Now more than ever, real effort must be invested by our Scottish officials and representatives to maintain a presence and positive relationship with the EU, the member states and Scotland’s strategic allies across the world.

Our journey to independence has entered a new chapter given recent events. Things are fast-moving, and while a sense of disorientation is expected during times of political change, we can’t lose sight of the bigger prize at stake.

An independent Scotland in Europe will turbocharge our economic and social recovery from Covid. We’ll be part of a global A-team, members of a bloc of around 450 million and a single market that stretches across a continent.

Scotland has as much to gain as we have to contribute, especially as the EU gathers momentum behind addressing the huge, generational challenges facing us today.

The threat of nuclear war, the climate emergency, ever-mounting challenges to democratic and international norms, a cost of living crisis, and the energy crisis are just some of the topics the EU is tackling as a collective.

Because while the challenges may daunt and the tasks at hand seem fierce, the way forward is by working together.

That advice rings true about the independence movement, it applies to Scotland – and it is the only way we all have a realistic chance at tackling threats, seizing opportunities, and building a better Europe with Scotland serving as a full, active member.
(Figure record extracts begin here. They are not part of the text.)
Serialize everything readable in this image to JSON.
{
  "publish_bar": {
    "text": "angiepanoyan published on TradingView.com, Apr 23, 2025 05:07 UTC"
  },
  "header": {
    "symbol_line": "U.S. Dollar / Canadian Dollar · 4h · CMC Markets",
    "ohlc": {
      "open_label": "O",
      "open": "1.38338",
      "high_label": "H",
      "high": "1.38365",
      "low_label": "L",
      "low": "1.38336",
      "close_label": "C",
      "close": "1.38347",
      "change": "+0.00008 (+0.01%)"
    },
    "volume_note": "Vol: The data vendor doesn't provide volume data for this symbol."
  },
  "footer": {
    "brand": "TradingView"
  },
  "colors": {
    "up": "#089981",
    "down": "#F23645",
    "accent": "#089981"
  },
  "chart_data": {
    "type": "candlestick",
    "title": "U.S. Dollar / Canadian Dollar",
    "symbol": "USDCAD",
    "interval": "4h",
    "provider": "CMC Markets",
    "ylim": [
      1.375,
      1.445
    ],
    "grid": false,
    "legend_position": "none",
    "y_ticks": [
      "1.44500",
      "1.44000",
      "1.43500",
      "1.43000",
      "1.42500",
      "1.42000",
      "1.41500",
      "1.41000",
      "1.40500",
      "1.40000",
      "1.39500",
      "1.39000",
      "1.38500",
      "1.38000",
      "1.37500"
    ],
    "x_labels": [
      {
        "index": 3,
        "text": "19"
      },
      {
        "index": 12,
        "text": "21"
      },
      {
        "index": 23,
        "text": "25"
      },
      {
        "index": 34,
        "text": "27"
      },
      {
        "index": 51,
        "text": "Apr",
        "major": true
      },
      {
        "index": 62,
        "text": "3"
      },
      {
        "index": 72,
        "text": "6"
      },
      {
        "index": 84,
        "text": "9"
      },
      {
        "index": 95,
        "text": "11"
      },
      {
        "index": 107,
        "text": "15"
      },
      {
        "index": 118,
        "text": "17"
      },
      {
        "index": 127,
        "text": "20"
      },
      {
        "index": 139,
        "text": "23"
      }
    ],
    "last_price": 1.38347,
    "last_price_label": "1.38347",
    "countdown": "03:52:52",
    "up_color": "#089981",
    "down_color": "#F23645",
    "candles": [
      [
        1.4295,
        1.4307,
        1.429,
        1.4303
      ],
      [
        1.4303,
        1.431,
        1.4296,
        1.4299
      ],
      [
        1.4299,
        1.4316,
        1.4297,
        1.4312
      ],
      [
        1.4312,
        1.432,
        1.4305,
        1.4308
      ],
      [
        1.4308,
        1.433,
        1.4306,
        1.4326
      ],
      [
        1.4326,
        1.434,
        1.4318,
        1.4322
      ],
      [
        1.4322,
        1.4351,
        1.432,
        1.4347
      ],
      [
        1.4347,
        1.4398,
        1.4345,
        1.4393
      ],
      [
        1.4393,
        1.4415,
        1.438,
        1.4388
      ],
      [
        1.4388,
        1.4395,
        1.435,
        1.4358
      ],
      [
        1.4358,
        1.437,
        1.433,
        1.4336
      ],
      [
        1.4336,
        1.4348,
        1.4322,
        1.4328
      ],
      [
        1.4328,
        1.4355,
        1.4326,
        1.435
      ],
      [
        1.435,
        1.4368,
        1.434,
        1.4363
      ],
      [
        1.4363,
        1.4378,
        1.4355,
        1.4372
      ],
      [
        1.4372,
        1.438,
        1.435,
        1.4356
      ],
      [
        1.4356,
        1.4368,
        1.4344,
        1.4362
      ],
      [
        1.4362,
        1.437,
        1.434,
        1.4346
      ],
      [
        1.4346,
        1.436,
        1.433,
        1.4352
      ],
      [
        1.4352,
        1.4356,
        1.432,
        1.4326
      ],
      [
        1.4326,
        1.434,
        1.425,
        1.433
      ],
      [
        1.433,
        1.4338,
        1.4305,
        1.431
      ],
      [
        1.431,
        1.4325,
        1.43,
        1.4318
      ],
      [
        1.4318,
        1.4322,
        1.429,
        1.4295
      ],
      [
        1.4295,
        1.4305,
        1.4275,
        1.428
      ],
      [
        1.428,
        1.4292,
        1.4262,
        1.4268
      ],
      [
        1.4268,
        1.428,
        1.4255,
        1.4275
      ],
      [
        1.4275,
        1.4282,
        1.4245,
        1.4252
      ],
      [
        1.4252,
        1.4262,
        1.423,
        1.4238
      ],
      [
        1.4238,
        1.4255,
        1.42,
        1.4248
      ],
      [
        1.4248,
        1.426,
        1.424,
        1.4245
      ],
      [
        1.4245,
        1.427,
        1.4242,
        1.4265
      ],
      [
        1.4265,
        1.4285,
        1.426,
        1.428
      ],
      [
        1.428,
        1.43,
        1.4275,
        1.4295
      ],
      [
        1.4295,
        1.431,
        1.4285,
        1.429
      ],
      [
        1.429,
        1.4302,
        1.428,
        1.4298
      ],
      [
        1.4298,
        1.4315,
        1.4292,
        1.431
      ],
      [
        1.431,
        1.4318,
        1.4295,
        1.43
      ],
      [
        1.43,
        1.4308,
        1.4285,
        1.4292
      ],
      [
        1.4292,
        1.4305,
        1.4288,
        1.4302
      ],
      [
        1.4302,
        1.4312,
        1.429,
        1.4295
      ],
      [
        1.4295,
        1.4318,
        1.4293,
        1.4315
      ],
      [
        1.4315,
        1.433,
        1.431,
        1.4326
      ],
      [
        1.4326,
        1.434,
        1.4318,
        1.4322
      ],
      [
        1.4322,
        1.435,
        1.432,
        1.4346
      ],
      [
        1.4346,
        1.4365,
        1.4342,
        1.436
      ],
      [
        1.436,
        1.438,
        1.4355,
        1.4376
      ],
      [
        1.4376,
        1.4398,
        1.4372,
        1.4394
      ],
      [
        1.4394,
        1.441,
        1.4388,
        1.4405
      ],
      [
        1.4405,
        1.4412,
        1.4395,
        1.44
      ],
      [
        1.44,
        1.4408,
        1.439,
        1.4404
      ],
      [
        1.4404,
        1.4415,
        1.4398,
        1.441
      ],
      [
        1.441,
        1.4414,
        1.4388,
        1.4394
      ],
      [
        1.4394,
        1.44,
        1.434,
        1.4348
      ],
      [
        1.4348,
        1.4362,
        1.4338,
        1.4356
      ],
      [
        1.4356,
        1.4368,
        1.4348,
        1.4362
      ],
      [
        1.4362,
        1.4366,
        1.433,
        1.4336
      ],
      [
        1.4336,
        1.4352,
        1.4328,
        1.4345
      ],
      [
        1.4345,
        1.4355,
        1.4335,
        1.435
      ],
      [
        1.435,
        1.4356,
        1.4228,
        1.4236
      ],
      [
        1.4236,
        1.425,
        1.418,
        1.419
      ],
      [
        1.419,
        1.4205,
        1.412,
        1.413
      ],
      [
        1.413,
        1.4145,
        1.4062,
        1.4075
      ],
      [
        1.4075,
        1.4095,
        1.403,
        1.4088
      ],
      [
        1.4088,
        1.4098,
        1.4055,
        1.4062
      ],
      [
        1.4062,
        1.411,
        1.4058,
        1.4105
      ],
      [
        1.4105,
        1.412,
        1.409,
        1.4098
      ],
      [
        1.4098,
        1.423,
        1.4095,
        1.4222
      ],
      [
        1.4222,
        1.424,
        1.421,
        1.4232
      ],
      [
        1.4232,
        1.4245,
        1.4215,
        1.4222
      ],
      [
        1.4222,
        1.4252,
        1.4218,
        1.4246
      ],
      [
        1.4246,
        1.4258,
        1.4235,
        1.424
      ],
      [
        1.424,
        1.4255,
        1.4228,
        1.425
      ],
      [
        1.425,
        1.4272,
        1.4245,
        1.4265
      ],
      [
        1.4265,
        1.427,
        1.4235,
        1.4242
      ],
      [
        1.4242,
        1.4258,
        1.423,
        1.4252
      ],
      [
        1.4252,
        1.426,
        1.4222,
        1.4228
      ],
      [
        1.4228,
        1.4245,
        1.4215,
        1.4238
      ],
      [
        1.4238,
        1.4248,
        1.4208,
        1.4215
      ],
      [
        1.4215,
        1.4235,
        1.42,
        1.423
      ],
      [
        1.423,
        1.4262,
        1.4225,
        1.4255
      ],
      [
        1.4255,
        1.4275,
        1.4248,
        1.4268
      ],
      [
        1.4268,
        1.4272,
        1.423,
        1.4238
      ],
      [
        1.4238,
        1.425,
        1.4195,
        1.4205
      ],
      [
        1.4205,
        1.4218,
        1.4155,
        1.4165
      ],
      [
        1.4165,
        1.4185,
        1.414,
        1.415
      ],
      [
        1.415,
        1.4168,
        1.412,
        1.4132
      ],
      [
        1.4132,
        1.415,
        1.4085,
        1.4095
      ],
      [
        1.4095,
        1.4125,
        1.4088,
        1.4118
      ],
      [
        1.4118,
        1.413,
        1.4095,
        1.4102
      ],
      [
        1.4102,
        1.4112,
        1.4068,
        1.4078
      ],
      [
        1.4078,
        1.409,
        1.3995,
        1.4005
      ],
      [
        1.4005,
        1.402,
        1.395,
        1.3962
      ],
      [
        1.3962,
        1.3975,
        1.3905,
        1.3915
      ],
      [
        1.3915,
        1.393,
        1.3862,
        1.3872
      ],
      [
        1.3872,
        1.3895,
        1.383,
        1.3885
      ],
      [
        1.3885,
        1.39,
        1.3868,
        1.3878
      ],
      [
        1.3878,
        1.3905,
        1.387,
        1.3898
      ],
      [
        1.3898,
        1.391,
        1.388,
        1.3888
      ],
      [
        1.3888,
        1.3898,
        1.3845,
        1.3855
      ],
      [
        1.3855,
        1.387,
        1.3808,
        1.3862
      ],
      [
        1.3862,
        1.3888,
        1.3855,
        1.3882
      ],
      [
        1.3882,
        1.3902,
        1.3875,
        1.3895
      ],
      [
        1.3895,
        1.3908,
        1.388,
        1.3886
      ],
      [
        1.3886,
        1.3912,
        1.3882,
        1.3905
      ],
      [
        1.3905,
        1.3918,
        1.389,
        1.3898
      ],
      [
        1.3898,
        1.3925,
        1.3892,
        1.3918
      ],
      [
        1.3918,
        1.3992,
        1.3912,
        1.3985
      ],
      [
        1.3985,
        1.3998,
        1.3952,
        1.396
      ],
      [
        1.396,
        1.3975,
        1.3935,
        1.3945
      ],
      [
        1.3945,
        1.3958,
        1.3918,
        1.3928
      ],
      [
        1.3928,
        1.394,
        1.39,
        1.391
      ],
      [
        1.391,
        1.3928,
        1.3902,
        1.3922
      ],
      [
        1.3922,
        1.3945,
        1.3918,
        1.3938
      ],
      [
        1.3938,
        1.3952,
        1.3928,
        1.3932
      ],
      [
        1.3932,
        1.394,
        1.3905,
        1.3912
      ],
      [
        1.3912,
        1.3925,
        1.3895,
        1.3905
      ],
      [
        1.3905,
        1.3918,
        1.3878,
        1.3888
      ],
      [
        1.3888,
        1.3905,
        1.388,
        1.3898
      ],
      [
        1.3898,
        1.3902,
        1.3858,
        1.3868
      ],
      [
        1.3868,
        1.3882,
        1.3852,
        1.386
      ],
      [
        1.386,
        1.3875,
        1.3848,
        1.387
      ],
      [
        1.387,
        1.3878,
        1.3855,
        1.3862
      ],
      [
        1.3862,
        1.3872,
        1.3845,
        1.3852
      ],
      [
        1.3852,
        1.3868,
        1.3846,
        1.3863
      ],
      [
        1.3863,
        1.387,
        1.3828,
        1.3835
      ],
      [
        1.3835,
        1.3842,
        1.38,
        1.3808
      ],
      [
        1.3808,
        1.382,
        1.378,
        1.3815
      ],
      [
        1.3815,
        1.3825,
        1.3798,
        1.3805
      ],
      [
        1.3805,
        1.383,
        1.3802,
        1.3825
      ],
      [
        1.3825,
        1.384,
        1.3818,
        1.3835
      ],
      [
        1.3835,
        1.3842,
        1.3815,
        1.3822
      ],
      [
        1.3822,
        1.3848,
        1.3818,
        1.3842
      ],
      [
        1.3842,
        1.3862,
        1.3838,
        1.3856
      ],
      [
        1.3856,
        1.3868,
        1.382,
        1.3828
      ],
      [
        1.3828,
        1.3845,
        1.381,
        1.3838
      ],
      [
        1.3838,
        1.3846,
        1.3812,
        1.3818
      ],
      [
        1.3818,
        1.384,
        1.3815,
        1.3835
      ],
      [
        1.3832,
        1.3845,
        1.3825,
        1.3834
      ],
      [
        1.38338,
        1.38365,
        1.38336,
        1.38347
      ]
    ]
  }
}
And this is precisely what the YSI is paving the way for with its international conference. The YSI conference will see delegates from Denmark, Germany, Wales, Belgium, the Netherlands, Poland, and Catalonia meet in Edinburgh to share ideas, learn from each other, and leave with the bonds of friendship all the stronger.

I’m excited to take part in this fantastic event and join colleagues from across the party in welcoming these activists to our capital of Edinburgh.

I really do commend the work of the YSI in pulling together this event, particularly international officer Olaf Stando.

Herding cats is never easy, but doing so across Europe is even harder. More power to your collective elbows!